Красавчик зажмурил один глаз и почесал подбородок. Перед ним встала иная картина…
Вокруг стола на маленьких стульчиках сидели лилипуты.
Красавчик покачал головой: нет!
Толстый нахмурил брови. Длинный и Коротышка подняли стол как можно выше. Теперь Длинный держал его на уровне подбородка, а Коротышка – на вытянутых над головой руках.
Толстый вновь посмотрел на Красавчика: ну, теперь так?
Красавчик вставил в глаз монокль и представил себе…
Вокруг стола сидели гости, но не стульях, а на стремянках.
Видение исчезло.
Красавчик скривил губы: нет, нет и нет!
И показал, как надо.
Стол повис на нужной высоте.
Держать было тяжело, стол дрожал, звенела посуда.
Толстый подошел к Коротышке, ухватил столешницу руками и показал Коротышке глазами: дескать, перейди на ту сторону, к Длинному.
Тот исполнил команду мгновенно и прямолинейно: перешел на сторону Длинного, не отпуская краешка скатерти, за которую держался. Вся сервировка тут же повернулась на 180 градусов.
Красавчик тем временем, закончив готовить стол к приему, приволок здоровенную вазу с цветами, водрузил ее в центр и едва успел подхватить стол со стороны Толстого.
Все застыли, каждый держа свой край.
Пробили часы.
Суслики нырнули в норки.
Столб огня и дыма поднялся над вулканом.
Тайфун сорвал с домов крыши и с корнем вырвал деревья.
Огромная волна цунами обрушилась на берег.
С грохотом рухнули несколько портретов, зеркало и створки массивной двери.
Вошли гости и расселись вокруг стола:
Дама с бюстом восьмого размера, декольтированная «на 24 персоны», в очках с невообразимо толстыми стеклами – рядом с Красавчиком…
Мальчик-гниденыш в коротких штанишках, которого Дама привела за ухо, – возле Толстого…
Полковник, судя по пробковому шлему колониальных войск, весь в орденах, хромой, со вставным глазом и протезом правой руки – возле Коротышки…
Худой чопорный Господин, крайне болезненного вида, который явился на обед почему-то с аптечкой и тут же открыл ее, моментально расставив вокруг себя какие-то баночки, скляночки, пузырьки, облатки, шприцы, пипетки, пробирки и прочее, включая стерилизатор на спиртовке, которую тут же и поджег.
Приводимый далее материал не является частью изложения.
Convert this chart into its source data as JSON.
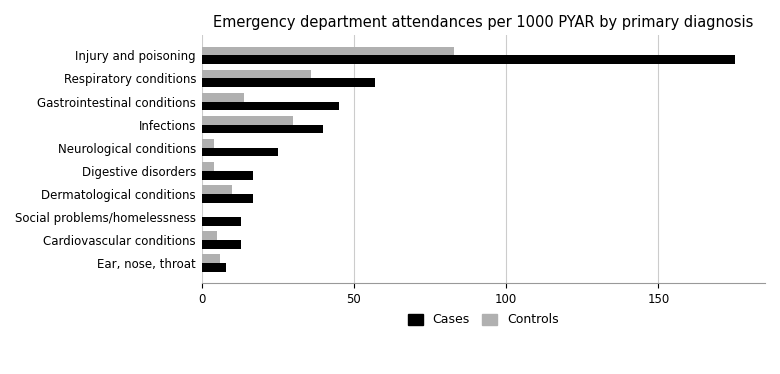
{
  "title": "Emergency department attendances per 1000 PYAR by primary diagnosis",
  "categories": [
    "Injury and poisoning",
    "Respiratory conditions",
    "Gastrointestinal conditions",
    "Infections",
    "Neurological conditions",
    "Digestive disorders",
    "Dermatological conditions",
    "Social problems/homelessness",
    "Cardiovascular conditions",
    "Ear, nose, throat"
  ],
  "cases": [
    175,
    57,
    45,
    40,
    25,
    17,
    17,
    13,
    13,
    8
  ],
  "controls": [
    83,
    36,
    14,
    30,
    4,
    4,
    10,
    0,
    5,
    6
  ],
  "cases_color": "#000000",
  "controls_color": "#b0b0b0",
  "xlim": [
    0,
    185
  ],
  "xticks": [
    0,
    50,
    100,
    150
  ],
  "bar_height": 0.38,
  "background_color": "#ffffff",
  "grid_color": "#cccccc",
  "title_fontsize": 10.5,
  "label_fontsize": 8.5,
  "tick_fontsize": 8.5,
  "legend_fontsize": 9
}
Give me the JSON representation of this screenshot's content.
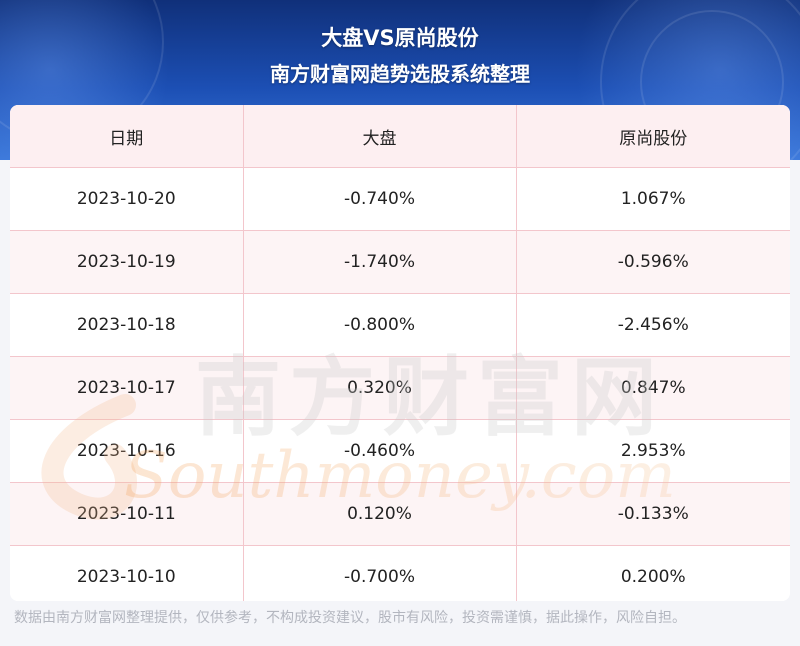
{
  "header": {
    "title": "大盘VS原尚股份",
    "subtitle": "南方财富网趋势选股系统整理"
  },
  "table": {
    "columns": [
      "日期",
      "大盘",
      "原尚股份"
    ],
    "rows": [
      [
        "2023-10-20",
        "-0.740%",
        "1.067%"
      ],
      [
        "2023-10-19",
        "-1.740%",
        "-0.596%"
      ],
      [
        "2023-10-18",
        "-0.800%",
        "-2.456%"
      ],
      [
        "2023-10-17",
        "0.320%",
        "0.847%"
      ],
      [
        "2023-10-16",
        "-0.460%",
        "2.953%"
      ],
      [
        "2023-10-11",
        "0.120%",
        "-0.133%"
      ],
      [
        "2023-10-10",
        "-0.700%",
        "0.200%"
      ]
    ]
  },
  "watermark": {
    "cn": "南方财富网",
    "en": "Southmoney.com"
  },
  "footer": {
    "disclaimer": "数据由南方财富网整理提供，仅供参考，不构成投资建议，股市有风险，投资需谨慎，据此操作，风险自担。"
  },
  "colors": {
    "banner_top": "#10307a",
    "banner_bottom": "#3b78da",
    "grid_line": "#f3c6cc",
    "header_row_bg": "#fdeff1"
  }
}
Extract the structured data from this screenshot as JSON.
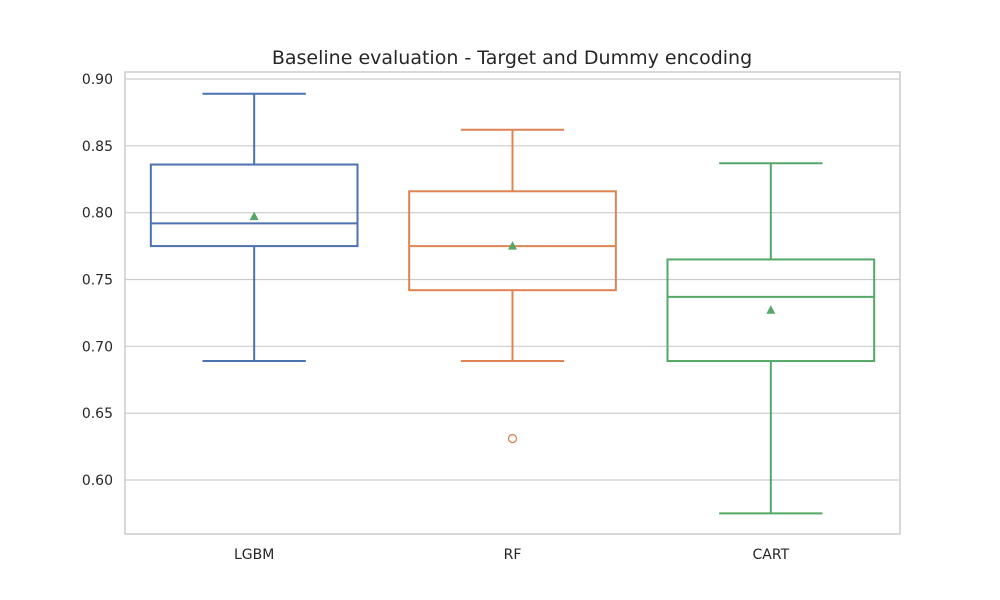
{
  "chart_data": {
    "type": "box",
    "title": "Baseline evaluation - Target and Dummy encoding",
    "xlabel": "",
    "ylabel": "",
    "ylim": [
      0.56,
      0.905
    ],
    "yticks": [
      0.6,
      0.65,
      0.7,
      0.75,
      0.8,
      0.85,
      0.9
    ],
    "ytick_labels": [
      "0.60",
      "0.65",
      "0.70",
      "0.75",
      "0.80",
      "0.85",
      "0.90"
    ],
    "grid": true,
    "categories": [
      "LGBM",
      "RF",
      "CART"
    ],
    "series": [
      {
        "category": "LGBM",
        "color": "#4c72b0",
        "whisker_low": 0.689,
        "q1": 0.775,
        "median": 0.792,
        "q3": 0.836,
        "whisker_high": 0.889,
        "mean": 0.797,
        "outliers": []
      },
      {
        "category": "RF",
        "color": "#dd8452",
        "whisker_low": 0.689,
        "q1": 0.742,
        "median": 0.775,
        "q3": 0.816,
        "whisker_high": 0.862,
        "mean": 0.775,
        "outliers": [
          0.631
        ]
      },
      {
        "category": "CART",
        "color": "#55a868",
        "whisker_low": 0.575,
        "q1": 0.689,
        "median": 0.737,
        "q3": 0.765,
        "whisker_high": 0.837,
        "mean": 0.727,
        "outliers": []
      }
    ],
    "mean_marker_color": "#55a868"
  }
}
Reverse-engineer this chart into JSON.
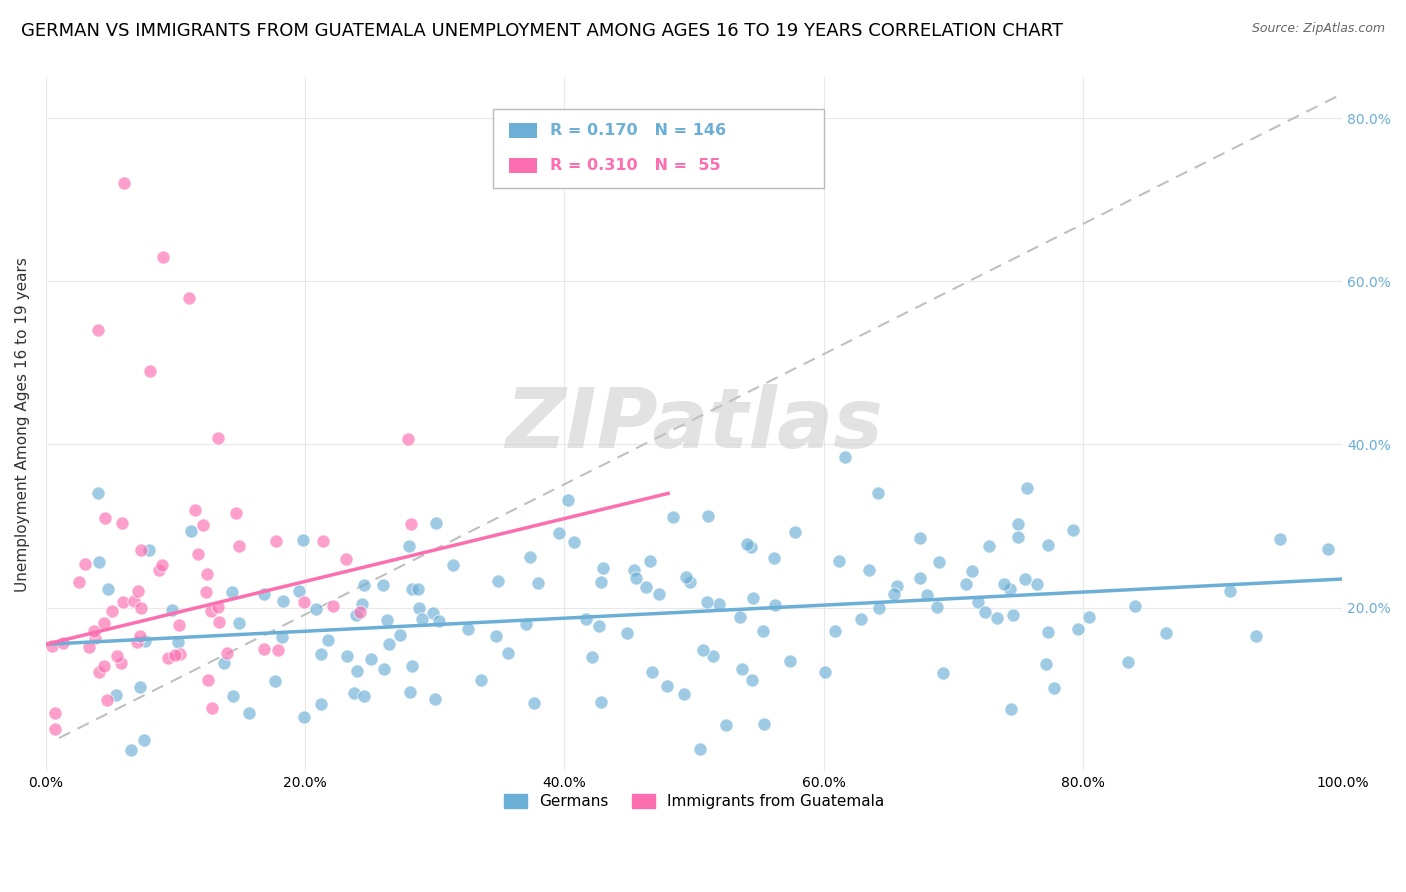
{
  "title": "GERMAN VS IMMIGRANTS FROM GUATEMALA UNEMPLOYMENT AMONG AGES 16 TO 19 YEARS CORRELATION CHART",
  "source": "Source: ZipAtlas.com",
  "ylabel": "Unemployment Among Ages 16 to 19 years",
  "xlim": [
    0.0,
    1.0
  ],
  "ylim": [
    0.0,
    0.85
  ],
  "xticks": [
    0.0,
    0.2,
    0.4,
    0.6,
    0.8,
    1.0
  ],
  "xticklabels": [
    "0.0%",
    "20.0%",
    "40.0%",
    "60.0%",
    "80.0%",
    "100.0%"
  ],
  "yticks": [
    0.0,
    0.2,
    0.4,
    0.6,
    0.8
  ],
  "right_yticks": [
    0.2,
    0.4,
    0.6,
    0.8
  ],
  "right_yticklabels": [
    "20.0%",
    "40.0%",
    "60.0%",
    "80.0%"
  ],
  "german_color": "#6baed6",
  "guatemala_color": "#fb6eb0",
  "german_R": 0.17,
  "german_N": 146,
  "guatemala_R": 0.31,
  "guatemala_N": 55,
  "watermark_text": "ZIPatlas",
  "title_fontsize": 13,
  "axis_fontsize": 11,
  "tick_fontsize": 10,
  "legend_bottom_labels": [
    "Germans",
    "Immigrants from Guatemala"
  ],
  "german_line": [
    [
      0.0,
      1.0
    ],
    [
      0.155,
      0.235
    ]
  ],
  "guatemala_line": [
    [
      0.0,
      0.48
    ],
    [
      0.155,
      0.34
    ]
  ],
  "dash_line": [
    [
      0.01,
      1.0
    ],
    [
      0.04,
      0.83
    ]
  ]
}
А также медицинскую утку, которую на всякий случай засунул себе под стул, – сел он не на кресло, а на унитаз, рядом с Длинным, возле Мальчика…
Все застыли в ожидании.
Пробили часы.
Стадо слонов в испуге рванулось с места.
Упал самолет.
Сошел с рельсов поезд.
Обвалилась часть стены.
И в этот проем в зал вошел Герцог.
Небольшого роста, еще меньше, чем коротышка, кривоногий, худой и удивительно противный.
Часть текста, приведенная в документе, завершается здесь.